La gratuidad por tanto de esta escena es inexistente, pues Pulpo en su tinta es un libro también sobre la masturbación. Conté por lo menos a cuatro personajes que lo hacen, uno de ellos ocho veces en un día. De esos relatos mi favorito, por supuesto, es el del panteón. Un hombre observa a un desconocido en un cementerio. Sin preámbulo se acercan y se besan con salvajismo; después se la chupan mutuamente y se vienen sobre una tumba. Terminado el affaire, el hombre se retira a la cantina de al lado y pide un “Vuelve a la vida” (esta imagen no sólo es sorpresiva sino que, perdón por la hipérbole tan convencional, es perfecta). El hombre, tomando su cerveza, ve que el cuidador del panteón lo está cerrando. Entonces se levanta para decirle que todavía hay alguien adentro. El cuidador dice que sí, pero que no se preocupe porque esos no se levantan. El cuento hubiera sido magistral, y no es una crítica infundada sino el reclamo de un lector amigable, si terminaba ahí. Sin embargo, tiene un final sobrante que atenta contra la tensión previa que tan sapientemente se había logrado.
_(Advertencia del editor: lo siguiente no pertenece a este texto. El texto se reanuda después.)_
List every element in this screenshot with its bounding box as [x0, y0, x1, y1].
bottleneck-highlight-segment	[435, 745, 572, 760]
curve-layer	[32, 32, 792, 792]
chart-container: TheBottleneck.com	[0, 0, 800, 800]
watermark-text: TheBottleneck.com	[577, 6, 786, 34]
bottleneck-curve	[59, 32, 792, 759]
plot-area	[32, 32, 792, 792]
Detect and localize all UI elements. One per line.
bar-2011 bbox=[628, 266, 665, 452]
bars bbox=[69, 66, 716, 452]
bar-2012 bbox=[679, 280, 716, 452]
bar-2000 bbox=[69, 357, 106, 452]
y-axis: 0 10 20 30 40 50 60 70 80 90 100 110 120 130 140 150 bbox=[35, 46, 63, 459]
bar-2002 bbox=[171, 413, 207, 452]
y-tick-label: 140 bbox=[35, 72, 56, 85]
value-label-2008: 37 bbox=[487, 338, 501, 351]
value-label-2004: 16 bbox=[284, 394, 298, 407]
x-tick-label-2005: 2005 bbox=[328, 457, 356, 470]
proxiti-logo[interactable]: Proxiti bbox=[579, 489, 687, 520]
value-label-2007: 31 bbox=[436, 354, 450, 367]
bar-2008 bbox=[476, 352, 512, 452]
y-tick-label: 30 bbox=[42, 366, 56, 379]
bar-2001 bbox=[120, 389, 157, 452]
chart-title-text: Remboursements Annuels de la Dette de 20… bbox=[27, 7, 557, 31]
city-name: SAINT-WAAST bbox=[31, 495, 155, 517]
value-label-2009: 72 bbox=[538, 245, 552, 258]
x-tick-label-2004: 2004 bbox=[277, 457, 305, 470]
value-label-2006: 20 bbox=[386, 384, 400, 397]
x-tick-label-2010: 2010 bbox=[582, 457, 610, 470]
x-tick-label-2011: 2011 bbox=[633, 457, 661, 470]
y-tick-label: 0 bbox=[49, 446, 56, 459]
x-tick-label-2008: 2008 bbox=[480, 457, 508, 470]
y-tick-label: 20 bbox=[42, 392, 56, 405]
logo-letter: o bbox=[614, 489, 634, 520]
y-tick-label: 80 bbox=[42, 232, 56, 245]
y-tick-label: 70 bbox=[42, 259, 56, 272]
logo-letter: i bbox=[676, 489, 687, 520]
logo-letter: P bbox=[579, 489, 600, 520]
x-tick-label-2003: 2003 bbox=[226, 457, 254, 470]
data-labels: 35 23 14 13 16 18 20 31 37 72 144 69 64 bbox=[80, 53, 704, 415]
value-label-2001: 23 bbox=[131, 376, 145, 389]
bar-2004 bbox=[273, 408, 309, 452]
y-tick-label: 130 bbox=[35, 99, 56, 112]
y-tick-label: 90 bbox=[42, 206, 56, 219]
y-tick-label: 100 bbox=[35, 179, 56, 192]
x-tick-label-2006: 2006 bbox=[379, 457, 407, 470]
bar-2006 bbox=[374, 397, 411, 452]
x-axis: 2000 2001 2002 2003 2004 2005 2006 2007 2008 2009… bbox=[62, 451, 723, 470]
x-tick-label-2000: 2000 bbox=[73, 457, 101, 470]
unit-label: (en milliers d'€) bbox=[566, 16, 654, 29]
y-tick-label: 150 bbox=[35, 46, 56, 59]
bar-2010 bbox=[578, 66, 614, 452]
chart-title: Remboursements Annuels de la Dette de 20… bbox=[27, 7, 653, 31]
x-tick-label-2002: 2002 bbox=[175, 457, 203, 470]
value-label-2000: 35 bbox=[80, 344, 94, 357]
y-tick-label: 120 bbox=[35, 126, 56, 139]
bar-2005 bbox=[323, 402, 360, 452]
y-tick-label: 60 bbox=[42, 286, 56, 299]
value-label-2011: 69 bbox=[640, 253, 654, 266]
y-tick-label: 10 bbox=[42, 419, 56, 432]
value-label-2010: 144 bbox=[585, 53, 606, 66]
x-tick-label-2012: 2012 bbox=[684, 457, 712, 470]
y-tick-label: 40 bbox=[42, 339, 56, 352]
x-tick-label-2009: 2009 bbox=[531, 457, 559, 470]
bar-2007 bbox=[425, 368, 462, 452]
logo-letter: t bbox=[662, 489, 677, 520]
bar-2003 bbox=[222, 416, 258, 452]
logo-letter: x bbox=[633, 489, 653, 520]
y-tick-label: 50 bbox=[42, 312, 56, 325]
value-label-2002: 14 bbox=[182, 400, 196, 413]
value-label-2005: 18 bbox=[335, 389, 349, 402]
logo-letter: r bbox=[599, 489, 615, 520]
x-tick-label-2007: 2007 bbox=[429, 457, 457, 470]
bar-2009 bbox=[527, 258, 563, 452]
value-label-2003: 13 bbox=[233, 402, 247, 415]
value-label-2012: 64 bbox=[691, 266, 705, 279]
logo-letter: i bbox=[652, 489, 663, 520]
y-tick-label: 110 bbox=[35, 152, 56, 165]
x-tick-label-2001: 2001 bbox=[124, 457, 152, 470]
El texto se llama “Panteón San Rafael”. Y dicho sea de paso, y sin pretender faltarle al respeto a nuestros amigos que yacen allá afuera con todo el derecho de descansar en paz, si pensamos que el Pulpo es un libro con una escena en la que un hombre eyacula sobre una tumba, no creo que sea una extravagancia presentar un libro en un semen-terio.
Will Rodríguez ha escrito un libro que nos recuerda las minucias de la vida y su potencia emotiva a pesar de su aparente postración o intrascendencia. Son relatos de vida cotidiana que aspiran a ser estampas fulminantes de lo que ocurre alrededor y se pretende que no sea olvidado. El Pulpo, pues, inicia el movimiento de sus tentáculos y nos habla de un extraterrestre al que los habitantes de un pueblo le dan caza; al llevarlo a la plaza principal, el presidente municipal les dice que son unos pendejos porque acaban de matar a un tapir. También está la historia maravillosa de la sirena que despierta un día con piernas y no le queda otra más que terminar bebiendo en la barra de un bar. O bien la pirotecnia fantástica de la droga del sueño y sus consecuencias fatales; al respecto, y me disculpo de antemano porque es una duda de deformación profesional, no sé si Will estaba pensando en la máquina de los sueños que aparece en Hasta el fin del mundo, la película de Wim Wenders, y lo pienso porque en una parte del libro se menciona al cineasta alemán.
Es hora ya en que el Pulpo se ha paladeado y digerido; es hora también, y hay que saberlo a conciencia, en anhelar que esas otras formas de morir no vengan de una suculenta indigestión que en lo sucesivo haga de este lugar nuestro hábitat natural. Lo único bueno es que nos ahorraríamos la carroza.